Maria Edgeworth - Writing

Writing

Edgeworth's early literary efforts were melodramatic rather than realistic. She wrote many children's novels that conveyed moral lessons to their audience. One of her schoolgirl novels features a villain who wore a mask made from the skin of a dead man's face. Edgeworth's first published work was Letters for Literary Ladies in 1795. Her work, "An Essay on the Noble Science of Self-Justification" (1795) is written for a female audience in which she convinces women that the fair sex is endowed with an art of self-justification and women should use their gifts to continually challenge the force and power of men, especially their husbands, with wit and intelligence. It humorously and satirically explores the feminine argumentative method. This was followed in 1796 by her first children's book, The Parent's Assistant, which included Edgeworth's celebrated short story The Purple Jar. The Parent's Assistant was influenced by her father's work and perspectives on children's education.
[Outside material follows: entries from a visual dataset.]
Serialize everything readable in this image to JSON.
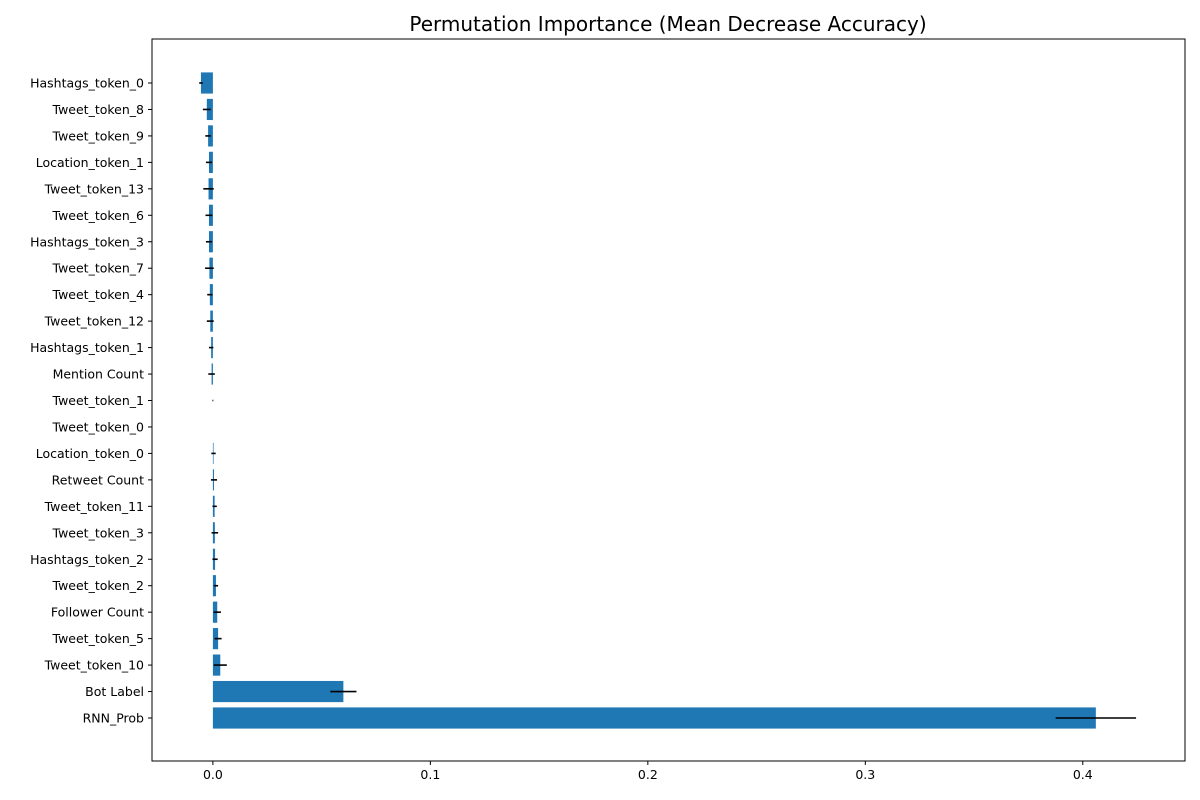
{
  "chart_data": {
    "type": "bar",
    "orientation": "horizontal",
    "title": "Permutation Importance (Mean Decrease Accuracy)",
    "xlabel": "",
    "ylabel": "",
    "xlim": [
      -0.028,
      0.447
    ],
    "x_ticks": [
      0.0,
      0.1,
      0.2,
      0.3,
      0.4
    ],
    "x_tick_labels": [
      "0.0",
      "0.1",
      "0.2",
      "0.3",
      "0.4"
    ],
    "grid": false,
    "bar_color": "#1f77b4",
    "error_color": "#000000",
    "categories": [
      "Hashtags_token_0",
      "Tweet_token_8",
      "Tweet_token_9",
      "Location_token_1",
      "Tweet_token_13",
      "Tweet_token_6",
      "Hashtags_token_3",
      "Tweet_token_7",
      "Tweet_token_4",
      "Tweet_token_12",
      "Hashtags_token_1",
      "Mention Count",
      "Tweet_token_1",
      "Tweet_token_0",
      "Location_token_0",
      "Retweet Count",
      "Tweet_token_11",
      "Tweet_token_3",
      "Hashtags_token_2",
      "Tweet_token_2",
      "Follower Count",
      "Tweet_token_5",
      "Tweet_token_10",
      "Bot Label",
      "RNN_Prob"
    ],
    "values": [
      -0.0055,
      -0.0028,
      -0.0022,
      -0.0018,
      -0.002,
      -0.0018,
      -0.0018,
      -0.0016,
      -0.0014,
      -0.0012,
      -0.0008,
      -0.0006,
      0.0,
      0.0,
      0.0003,
      0.0005,
      0.0008,
      0.0009,
      0.001,
      0.0014,
      0.002,
      0.0024,
      0.0034,
      0.06,
      0.406
    ],
    "errors": [
      0.0008,
      0.0018,
      0.0013,
      0.0014,
      0.0024,
      0.0016,
      0.0014,
      0.002,
      0.0012,
      0.0016,
      0.001,
      0.0015,
      0.0002,
      0.0,
      0.001,
      0.0014,
      0.001,
      0.0015,
      0.0012,
      0.001,
      0.0017,
      0.0016,
      0.003,
      0.006,
      0.0185
    ]
  }
}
Mr. Edgeworth, a well-known author and inventor, encouraged his daughter's career. At the height of her creative endeavors, Maria wrote, "Seriously it was to please my Father I first exerted myself to write, to please him I continued." Though the impetus for Maria's works, Mr. Edgeworth has been criticized for his insistence on approving and editing her work. The tales in The Parent's Assistant were approved by her father before he would allow them to be read to her younger siblings. It is speculated that her stepmother and siblings also helped in the editing process of Edgeworth's work.

Practical Education (1798) is a progressive work on education that combines the ideas of Locke and Rousseau with scientific inquiry. Edgeworth asserts that "learning should be a positive experience and that the discipline of education is more important during the formative years than the acquisition of knowledge." The system attempted to "adapt both the curriculum and methods of teaching to the needs of the child; the endeavor to explain moral habits and the learning process through associationism; and most important, the effort to entrust the child with the responsibility for his own mental culture." The ultimate goal of Edgeworth's system was to create an independent thinker who understands the consequences of their actions.
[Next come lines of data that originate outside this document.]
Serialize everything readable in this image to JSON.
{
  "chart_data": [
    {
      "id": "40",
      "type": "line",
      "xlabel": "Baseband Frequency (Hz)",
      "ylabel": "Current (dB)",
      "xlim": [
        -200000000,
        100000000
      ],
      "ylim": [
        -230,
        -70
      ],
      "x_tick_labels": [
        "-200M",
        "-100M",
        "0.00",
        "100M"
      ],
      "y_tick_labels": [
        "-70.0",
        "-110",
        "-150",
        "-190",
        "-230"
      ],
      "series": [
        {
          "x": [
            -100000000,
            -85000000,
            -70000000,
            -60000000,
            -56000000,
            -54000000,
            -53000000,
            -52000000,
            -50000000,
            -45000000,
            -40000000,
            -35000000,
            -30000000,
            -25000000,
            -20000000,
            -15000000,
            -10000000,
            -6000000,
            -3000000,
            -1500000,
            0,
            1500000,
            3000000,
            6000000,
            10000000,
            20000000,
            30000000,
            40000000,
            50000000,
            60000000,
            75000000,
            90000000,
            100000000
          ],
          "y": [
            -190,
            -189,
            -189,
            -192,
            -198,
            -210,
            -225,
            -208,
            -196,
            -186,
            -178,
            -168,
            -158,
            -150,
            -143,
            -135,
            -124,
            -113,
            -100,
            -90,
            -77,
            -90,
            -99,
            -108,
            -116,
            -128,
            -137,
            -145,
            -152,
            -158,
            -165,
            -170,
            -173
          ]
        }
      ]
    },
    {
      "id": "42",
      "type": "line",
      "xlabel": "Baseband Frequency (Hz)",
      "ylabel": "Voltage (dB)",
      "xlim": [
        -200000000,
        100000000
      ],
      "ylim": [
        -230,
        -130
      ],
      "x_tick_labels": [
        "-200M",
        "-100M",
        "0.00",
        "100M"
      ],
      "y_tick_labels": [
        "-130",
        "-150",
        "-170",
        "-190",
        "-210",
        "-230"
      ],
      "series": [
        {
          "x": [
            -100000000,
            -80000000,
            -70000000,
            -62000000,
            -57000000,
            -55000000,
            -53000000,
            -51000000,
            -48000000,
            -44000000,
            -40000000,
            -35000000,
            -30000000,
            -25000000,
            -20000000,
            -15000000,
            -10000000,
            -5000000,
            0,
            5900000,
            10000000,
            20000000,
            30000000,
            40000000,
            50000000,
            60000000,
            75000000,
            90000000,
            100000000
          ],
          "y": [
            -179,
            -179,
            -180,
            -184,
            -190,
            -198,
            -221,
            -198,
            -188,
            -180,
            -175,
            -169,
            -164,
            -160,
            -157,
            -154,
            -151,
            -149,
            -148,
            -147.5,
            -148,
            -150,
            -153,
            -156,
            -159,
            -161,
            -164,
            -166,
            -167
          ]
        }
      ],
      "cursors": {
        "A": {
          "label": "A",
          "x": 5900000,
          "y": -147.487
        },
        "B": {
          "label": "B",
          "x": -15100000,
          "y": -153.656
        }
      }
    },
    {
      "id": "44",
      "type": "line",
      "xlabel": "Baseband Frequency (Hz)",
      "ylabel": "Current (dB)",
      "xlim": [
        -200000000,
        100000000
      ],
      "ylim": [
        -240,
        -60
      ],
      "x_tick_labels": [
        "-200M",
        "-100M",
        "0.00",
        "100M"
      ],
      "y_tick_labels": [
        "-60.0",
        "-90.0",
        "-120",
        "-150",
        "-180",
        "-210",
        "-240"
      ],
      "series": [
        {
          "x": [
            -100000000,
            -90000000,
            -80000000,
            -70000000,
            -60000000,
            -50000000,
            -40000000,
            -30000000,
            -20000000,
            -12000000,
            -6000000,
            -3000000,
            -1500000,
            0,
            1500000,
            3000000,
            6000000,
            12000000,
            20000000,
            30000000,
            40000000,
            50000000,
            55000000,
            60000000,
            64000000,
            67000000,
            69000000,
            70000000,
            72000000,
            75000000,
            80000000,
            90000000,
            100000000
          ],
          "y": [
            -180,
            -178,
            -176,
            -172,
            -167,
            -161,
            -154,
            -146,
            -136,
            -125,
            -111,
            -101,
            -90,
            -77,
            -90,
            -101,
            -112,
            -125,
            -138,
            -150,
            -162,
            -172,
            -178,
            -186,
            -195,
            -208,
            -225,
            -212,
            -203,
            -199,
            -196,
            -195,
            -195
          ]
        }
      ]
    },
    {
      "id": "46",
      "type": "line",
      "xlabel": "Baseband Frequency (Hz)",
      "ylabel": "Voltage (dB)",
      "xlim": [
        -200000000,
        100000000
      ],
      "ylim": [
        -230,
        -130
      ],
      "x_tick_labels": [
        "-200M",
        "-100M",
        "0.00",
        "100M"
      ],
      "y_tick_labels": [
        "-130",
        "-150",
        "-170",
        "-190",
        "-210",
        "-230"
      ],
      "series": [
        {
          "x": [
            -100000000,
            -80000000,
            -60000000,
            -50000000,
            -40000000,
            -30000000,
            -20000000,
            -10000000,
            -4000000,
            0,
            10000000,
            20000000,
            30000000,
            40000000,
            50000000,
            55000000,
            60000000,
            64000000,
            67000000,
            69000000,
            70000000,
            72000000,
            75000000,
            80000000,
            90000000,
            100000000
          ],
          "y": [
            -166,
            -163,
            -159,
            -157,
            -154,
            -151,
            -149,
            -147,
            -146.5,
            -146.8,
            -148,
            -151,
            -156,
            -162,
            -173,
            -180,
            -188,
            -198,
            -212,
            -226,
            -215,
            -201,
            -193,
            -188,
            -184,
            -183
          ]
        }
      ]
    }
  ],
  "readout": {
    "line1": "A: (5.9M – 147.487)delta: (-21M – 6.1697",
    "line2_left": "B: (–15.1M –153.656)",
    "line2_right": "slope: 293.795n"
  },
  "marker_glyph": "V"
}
Her first novel, Castle Rackrent (1800) was written and submitted for anonymous publication in 1800 without her father's knowledge. It was an immediate success and firmly established Edgeworth's appeal. The book is a satire on Anglo-Irish landlords, before the year 1782, showing the need for more responsible management by the Irish landowning class. The story follows four generations of an Irish landholding family, the Rackrents. It is narrated by an Irish catholic worker on the estate, named Thady Quirk, and portrayed the rise of the catholic-Irish middle class.

Belinda (1801), a 3-volume work published in London, was Maria Edgeworth's first full-length novel. It dealt with love, courtship, and marriage, dramatizing the conflicts within her "own personality and environment; conflicts between reason and feeling, restraint and individual freedom, and society and free spirit." Belinda was also notable for its controversial depiction of interracial marriage between an African servant and an English farm-girl. Later editions of the novel, however, removed these sections.

Tales of Fashionable Life (1809 and 1812) is a 2-series collection of short stories which often focus on the life of a woman. The second series was particularly well received in England, making her the most commercially successful novelist of her age. After this, Edgeworth was regarded as the preeminent woman writer in England alongside Jane Austen.

Following an anti-Semitic remark in The Absentee, Edgeworth received a letter from an American Jewish woman named Rachel Mordecai in 1815 complaining about Edgeworth's depiction of Jews. In response, Harrington (1817) was written as an apology to the Jewish community. The novel was a fictitious autobiography about overcoming antisemitism and includes the first sympathetic Jewish character in an English novel.

Helen (1834) is Maria Edgeworth's final novel, the only one she wrote after her father's death. She chose to write a novel focused on the characters and situation, rather than moral lessons. In a letter to her publisher, Maria wrote, "I have been reproached for making my moral in some stories too prominent. I am sensible of the inconvenience of this both to reader and writer & have taken much pains to avoid it in Helen." Her novel is also set in England, a conscious choice as Edgeworth found Ireland too troubling for a fictitious work in the political climate of the 1830s.